The analysis results indicate no significant age, parity, or tumor size differences between the Control and Treatment groups. This suggests that both groups had similar tumor sizes and patient profiles. The analysis revealed no significant differences in anatomical pathology results between the Control and Treatment groups.

Pre-radiation cholecalciferol levels in the 2 groups were 18.11±11.255 ng/mL and 16.31±8.127 ng/mL, indicating similar concentrations within the deficiency or insufficiency categories, as classified by Shim et al (<12 ng/mL for severe deficiency, 12–19 ng/mL for deficiency, 20–29 ng/mL for insufficiency, and ≥30 ng/mL for sufficiency) [10]. Research suggests cervical cancer patients tend to have lower cholecalciferol levels, and supplementation may reduce cancer-related mortality, although outcomes remain inconclusive. A study by Hosono (2010) indicated a potential reduced risk of cervical cancer with increased cholecalciferol intake, while phase II trials combining cholecalciferol with other anti-cancer agents, such as cyclophosphamide and curcumin, have shown efficacy in cervical and endometrial cancers, with manageable toxicity [16]. Vahedpoor et al demonstrated that long-term cholecalciferol supplementation significantly improved CIN1 regression rates (84.6% vs 53.8%, p=0.01), potentially through HPV clearance, but benefits were not observed in more advanced lesions like CIN2/3 [16,20].

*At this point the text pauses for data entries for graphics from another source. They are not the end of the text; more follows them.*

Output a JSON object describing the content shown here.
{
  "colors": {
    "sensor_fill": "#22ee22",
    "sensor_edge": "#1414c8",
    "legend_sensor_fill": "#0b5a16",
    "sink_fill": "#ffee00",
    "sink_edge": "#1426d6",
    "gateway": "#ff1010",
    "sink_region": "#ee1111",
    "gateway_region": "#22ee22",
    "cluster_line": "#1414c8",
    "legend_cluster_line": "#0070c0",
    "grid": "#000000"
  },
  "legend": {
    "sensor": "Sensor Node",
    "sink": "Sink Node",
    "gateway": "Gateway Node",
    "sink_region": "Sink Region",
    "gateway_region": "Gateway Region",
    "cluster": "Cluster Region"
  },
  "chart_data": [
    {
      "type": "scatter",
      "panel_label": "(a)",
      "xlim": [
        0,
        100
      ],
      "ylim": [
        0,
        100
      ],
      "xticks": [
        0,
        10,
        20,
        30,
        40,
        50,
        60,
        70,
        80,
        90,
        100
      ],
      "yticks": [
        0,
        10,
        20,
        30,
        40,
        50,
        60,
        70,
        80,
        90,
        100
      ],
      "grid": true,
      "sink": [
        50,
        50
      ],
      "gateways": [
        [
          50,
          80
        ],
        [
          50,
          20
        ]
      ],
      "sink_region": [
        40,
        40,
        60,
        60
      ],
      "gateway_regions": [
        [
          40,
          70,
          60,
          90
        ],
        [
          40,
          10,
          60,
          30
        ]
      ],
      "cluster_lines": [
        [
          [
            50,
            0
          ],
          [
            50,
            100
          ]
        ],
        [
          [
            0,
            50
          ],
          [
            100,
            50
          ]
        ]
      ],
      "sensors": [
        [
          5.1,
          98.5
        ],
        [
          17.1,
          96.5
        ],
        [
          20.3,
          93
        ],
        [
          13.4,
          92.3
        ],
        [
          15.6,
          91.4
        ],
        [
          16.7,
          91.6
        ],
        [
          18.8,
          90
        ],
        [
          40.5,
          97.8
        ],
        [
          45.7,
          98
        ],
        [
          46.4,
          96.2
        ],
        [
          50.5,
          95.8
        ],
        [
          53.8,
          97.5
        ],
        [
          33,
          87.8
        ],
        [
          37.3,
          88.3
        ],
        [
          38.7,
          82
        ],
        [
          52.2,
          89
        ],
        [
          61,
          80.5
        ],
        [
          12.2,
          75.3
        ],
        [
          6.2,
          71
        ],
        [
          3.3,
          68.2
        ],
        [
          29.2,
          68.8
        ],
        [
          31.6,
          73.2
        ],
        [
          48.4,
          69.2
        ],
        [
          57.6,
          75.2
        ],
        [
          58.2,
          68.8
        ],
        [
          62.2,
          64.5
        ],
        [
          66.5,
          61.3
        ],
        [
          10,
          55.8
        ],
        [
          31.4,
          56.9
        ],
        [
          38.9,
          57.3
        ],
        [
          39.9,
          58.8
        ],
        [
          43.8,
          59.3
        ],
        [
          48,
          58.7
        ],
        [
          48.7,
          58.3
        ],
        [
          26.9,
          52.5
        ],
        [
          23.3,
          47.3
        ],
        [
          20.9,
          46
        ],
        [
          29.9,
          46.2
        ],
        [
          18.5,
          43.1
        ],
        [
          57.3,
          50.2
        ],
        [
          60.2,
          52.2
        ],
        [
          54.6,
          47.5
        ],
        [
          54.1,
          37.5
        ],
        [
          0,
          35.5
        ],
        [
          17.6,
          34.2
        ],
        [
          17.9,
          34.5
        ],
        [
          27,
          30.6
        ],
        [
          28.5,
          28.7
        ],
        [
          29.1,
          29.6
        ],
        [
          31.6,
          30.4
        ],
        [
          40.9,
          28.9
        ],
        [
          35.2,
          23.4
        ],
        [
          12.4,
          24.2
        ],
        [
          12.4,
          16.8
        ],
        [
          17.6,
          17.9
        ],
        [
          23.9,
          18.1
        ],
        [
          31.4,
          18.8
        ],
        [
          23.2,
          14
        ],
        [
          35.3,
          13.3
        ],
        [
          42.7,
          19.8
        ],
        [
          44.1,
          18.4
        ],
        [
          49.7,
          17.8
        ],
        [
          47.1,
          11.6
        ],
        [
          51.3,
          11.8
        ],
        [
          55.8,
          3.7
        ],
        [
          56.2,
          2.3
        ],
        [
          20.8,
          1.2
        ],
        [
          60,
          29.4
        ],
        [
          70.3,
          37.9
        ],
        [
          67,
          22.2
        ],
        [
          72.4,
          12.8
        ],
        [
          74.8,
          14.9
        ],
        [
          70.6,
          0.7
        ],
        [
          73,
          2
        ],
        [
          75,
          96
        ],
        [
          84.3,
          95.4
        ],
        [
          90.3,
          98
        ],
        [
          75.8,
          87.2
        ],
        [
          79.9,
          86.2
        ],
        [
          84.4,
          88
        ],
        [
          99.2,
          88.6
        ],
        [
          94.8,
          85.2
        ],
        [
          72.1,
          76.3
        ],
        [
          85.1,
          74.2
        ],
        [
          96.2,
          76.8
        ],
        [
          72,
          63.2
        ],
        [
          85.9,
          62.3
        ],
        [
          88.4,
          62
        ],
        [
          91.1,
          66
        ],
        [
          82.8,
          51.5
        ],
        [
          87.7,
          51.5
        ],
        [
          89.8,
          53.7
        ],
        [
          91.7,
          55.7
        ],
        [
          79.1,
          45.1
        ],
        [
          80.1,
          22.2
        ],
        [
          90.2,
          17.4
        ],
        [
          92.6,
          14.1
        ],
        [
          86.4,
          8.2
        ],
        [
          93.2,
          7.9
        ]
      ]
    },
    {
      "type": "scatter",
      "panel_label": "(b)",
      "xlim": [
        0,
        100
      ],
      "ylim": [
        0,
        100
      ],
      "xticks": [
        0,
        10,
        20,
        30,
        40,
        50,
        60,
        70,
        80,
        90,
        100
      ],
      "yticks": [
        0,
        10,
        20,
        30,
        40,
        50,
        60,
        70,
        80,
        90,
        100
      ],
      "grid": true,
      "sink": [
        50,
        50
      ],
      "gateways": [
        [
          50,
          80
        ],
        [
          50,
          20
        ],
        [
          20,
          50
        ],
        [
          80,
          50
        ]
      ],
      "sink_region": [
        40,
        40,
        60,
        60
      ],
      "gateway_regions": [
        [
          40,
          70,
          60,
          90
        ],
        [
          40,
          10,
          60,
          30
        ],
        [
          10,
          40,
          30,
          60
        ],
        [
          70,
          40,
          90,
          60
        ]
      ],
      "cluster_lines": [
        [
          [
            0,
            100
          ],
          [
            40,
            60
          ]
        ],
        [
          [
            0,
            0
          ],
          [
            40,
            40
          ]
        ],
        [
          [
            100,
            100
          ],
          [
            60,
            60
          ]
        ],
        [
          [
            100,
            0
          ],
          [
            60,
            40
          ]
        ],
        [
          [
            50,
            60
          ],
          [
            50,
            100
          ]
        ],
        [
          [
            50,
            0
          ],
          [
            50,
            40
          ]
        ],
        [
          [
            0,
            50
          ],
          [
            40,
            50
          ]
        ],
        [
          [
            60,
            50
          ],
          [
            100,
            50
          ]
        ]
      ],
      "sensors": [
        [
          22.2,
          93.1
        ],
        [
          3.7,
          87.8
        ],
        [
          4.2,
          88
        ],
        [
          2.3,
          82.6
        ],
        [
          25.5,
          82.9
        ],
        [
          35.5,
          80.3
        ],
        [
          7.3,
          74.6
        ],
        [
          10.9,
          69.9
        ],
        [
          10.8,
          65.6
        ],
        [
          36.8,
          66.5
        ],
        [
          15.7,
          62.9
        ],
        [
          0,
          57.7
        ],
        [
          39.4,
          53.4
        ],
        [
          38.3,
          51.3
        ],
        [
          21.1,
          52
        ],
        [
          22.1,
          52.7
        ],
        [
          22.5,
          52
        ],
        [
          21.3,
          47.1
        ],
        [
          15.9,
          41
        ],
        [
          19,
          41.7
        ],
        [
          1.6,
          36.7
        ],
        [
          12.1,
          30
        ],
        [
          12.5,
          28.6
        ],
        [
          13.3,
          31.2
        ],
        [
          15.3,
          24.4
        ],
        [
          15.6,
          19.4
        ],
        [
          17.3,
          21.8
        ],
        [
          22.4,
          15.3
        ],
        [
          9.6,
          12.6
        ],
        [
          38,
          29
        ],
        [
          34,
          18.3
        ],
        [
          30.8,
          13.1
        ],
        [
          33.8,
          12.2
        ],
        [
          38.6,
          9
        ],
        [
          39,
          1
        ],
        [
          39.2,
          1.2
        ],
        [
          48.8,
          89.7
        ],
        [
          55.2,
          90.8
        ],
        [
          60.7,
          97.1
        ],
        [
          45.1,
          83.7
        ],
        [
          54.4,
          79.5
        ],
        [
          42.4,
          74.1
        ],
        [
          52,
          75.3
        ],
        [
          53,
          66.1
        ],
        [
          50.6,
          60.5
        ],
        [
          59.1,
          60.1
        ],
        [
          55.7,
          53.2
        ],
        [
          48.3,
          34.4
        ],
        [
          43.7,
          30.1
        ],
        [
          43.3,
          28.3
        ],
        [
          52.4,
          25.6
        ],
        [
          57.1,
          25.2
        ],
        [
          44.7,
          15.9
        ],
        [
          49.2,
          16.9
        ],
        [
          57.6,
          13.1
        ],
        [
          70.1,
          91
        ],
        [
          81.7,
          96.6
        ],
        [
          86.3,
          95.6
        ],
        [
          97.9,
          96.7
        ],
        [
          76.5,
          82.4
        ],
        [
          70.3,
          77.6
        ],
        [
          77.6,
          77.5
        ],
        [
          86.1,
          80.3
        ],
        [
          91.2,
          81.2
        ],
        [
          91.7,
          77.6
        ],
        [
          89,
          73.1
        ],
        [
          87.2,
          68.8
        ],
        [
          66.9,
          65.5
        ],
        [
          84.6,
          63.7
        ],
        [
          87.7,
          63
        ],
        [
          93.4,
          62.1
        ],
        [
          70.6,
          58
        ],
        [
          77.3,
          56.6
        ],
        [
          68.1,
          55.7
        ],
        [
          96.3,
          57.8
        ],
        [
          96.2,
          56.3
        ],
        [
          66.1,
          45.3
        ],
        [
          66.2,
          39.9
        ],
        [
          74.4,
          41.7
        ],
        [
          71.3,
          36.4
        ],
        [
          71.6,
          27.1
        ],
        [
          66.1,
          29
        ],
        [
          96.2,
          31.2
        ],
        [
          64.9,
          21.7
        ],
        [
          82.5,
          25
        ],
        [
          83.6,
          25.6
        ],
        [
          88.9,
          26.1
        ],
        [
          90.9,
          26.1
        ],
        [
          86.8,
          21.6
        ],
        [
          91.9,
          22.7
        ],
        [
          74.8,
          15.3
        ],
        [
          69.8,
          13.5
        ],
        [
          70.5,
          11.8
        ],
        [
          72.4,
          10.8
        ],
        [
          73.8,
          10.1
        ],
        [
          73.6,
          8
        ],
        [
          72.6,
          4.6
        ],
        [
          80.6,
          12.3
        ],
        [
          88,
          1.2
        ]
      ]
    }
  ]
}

Cholecalciferol supplementation helps mitigate radiotherapy-induced adverse effects, including vaginal toxicity symptoms such as lubrication loss, dyspareunia, and discharge, while enhancing epidermal cell differentiation and pro-inflammatory responses to reduce infection risks. Compared to the Control cohort, patients receiving cholecalciferol experienced fewer post-radiotherapy symptoms, such as uncontrollable bleeding (2.9% vs 35.2%) and discharge (36.2% vs 55.6%), with fewer other problems (4.4% vs 35.2%). Tumor size reduction was also greater in the treatment group (92.91 mm vs 71.99 mm). These findings highlight cholecalciferol’s role in improving radiotherapy outcomes and reducing related symptoms in cervical cancer patients [11,21].

Conclusions

This study showed that supplementation with 10 000 IU daily cholecalciferol in patients with advanced cervical cancer subjects’ stages IIB–IVA during a 7-week radiotherapy course, followed by 12 weeks after completion, resulted in better complete response. We suggest that the administration of 10 000 IU of cholecalciferol should be established as a daily treatment for cervical cancer patients undergoing radiotherapy.

Data Availability

The dataset used and/or analyzed during the current study is available from the corresponding author on reasonable request.